Whatever it meant to be one of the “exiles of the Dispersion”, you sense life isn’t easy for those Peter is writing to in 1 Peter. Life’s not going “swimmingly.” Far from it, you sense. Instead, it seems kind of intuitive that life in “dispersion” means life that’s been severely disrupted, life that’s hard, life where it’s becoming more and more evident you’re not going to back to doing the old “normal” anytime soon.
So, it’s interesting to note the kind of things Peter is led by the Spirit to write to exiles. People who no longer feel at home in the land around them. People who feel more like pilgrims than permanent residents, more like sojourners than citizens, more like foreigners than friends to the world around them. And what Peter says has little to do with trying to fight to restore the old order they had known, but to continue to live into the new order they had been redeemed for and born again into.

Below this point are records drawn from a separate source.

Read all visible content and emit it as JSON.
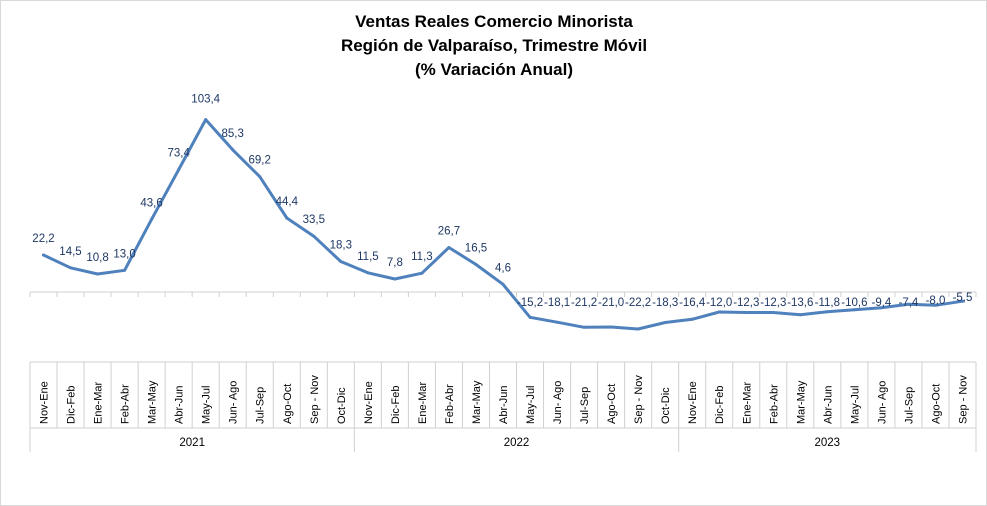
{
  "chart_data": {
    "type": "line",
    "title": [
      "Ventas Reales Comercio Minorista",
      "Región de Valparaíso, Trimestre Móvil",
      "(% Variación Anual)"
    ],
    "xlabel": "",
    "ylabel": "",
    "grid": false,
    "legend": "none",
    "line_color": "#4f81bd",
    "label_color": "#1f3864",
    "categories": [
      "Nov-Ene",
      "Dic-Feb",
      "Ene-Mar",
      "Feb-Abr",
      "Mar-May",
      "Abr-Jun",
      "May-Jul",
      "Jun- Ago",
      "Jul-Sep",
      "Ago-Oct",
      "Sep - Nov",
      "Oct-Dic",
      "Nov-Ene",
      "Dic-Feb",
      "Ene-Mar",
      "Feb-Abr",
      "Mar-May",
      "Abr-Jun",
      "May-Jul",
      "Jun- Ago",
      "Jul-Sep",
      "Ago-Oct",
      "Sep - Nov",
      "Oct-Dic",
      "Nov-Ene",
      "Dic-Feb",
      "Ene-Mar",
      "Feb-Abr",
      "Mar-May",
      "Abr-Jun",
      "May-Jul",
      "Jun- Ago",
      "Jul-Sep",
      "Ago-Oct",
      "Sep - Nov"
    ],
    "values": [
      22.2,
      14.5,
      10.8,
      13.0,
      43.6,
      73.4,
      103.4,
      85.3,
      69.2,
      44.4,
      33.5,
      18.3,
      11.5,
      7.8,
      11.3,
      26.7,
      16.5,
      4.6,
      -15.2,
      -18.1,
      -21.2,
      -21.0,
      -22.2,
      -18.3,
      -16.4,
      -12.0,
      -12.3,
      -12.3,
      -13.6,
      -11.8,
      -10.6,
      -9.4,
      -7.4,
      -8.0,
      -5.5
    ],
    "data_labels": [
      "22,2",
      "14,5",
      "10,8",
      "13,0",
      "43,6",
      "73,4",
      "103,4",
      "85,3",
      "69,2",
      "44,4",
      "33,5",
      "18,3",
      "11,5",
      "7,8",
      "11,3",
      "26,7",
      "16,5",
      "4,6",
      "-15,2",
      "-18,1",
      "-21,2",
      "-21,0",
      "-22,2",
      "-18,3",
      "-16,4",
      "-12,0",
      "-12,3",
      "-12,3",
      "-13,6",
      "-11,8",
      "-10,6",
      "-9,4",
      "-7,4",
      "-8,0",
      "-5,5"
    ],
    "groups": [
      {
        "label": "2021",
        "start": 0,
        "count": 12
      },
      {
        "label": "2022",
        "start": 12,
        "count": 12
      },
      {
        "label": "2023",
        "start": 24,
        "count": 11
      }
    ],
    "ylim": [
      -40,
      110
    ]
  }
}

After reminding them of the “living hope” that is their’s through the new birth (1:3-9), Peter also reminds them of the abiding call put upon their lives to “be holy in all your conduct, since it is written, ‘You shall be holy, for I am holy'” (1:15-16). Though without a home, in a sense nothing has changed, they’re still to be focused on “an inheritance that is imperishable, undefiled, and unfading, kept in heaven for you.” Though life has been turned upside down, it doesn’t change how they are to live life, holy as God is holy.
While everything has changed for these believers, actually nothing has changed. That’s what hits me in the opening verses of chapter 2, this morning.
So put away all malice and all deceit and hypocrisy and envy and all slander. Like newborn infants, long for the pure spiritual milk, that by it you may grow up into salvation — if indeed you have tasted that the Lord is good.
(1Peter 2:1-3 ESV)
Watch how you behave. Grow up in your salvation. How come? Because you’ve tasted that the Lord is good.
That’s counsel that transcends circumstance. Advice that cares little about struggling to hold on to the “old normal” and isn’t even so much concerned with figuring out a “new normal.” Instead, Peter exhorts these pilgrims to be holy regardless of the normal.
Get rid of malice, deceit, hypocrisy, envy and slander. Don’t waste your energies on them. Not only are they not becoming of a child of God, in the end they’re unprofitable.
Rather, with the determination of a newborn wanting to feed, focus on growing up in your salvation. That’s the major “to do” on any spiritual “to do” list regardless of what’s going on in our world — either our immediate world or the larger world around us. You’ve tasted the Lord is good! Keep on feeding deeply on the Lord who is good. Grow up into your salvation.
Keeping the main things the main things. Seems to me that’s job one when everything else seems to be shifting sand.
Only by grace. Always for His glory.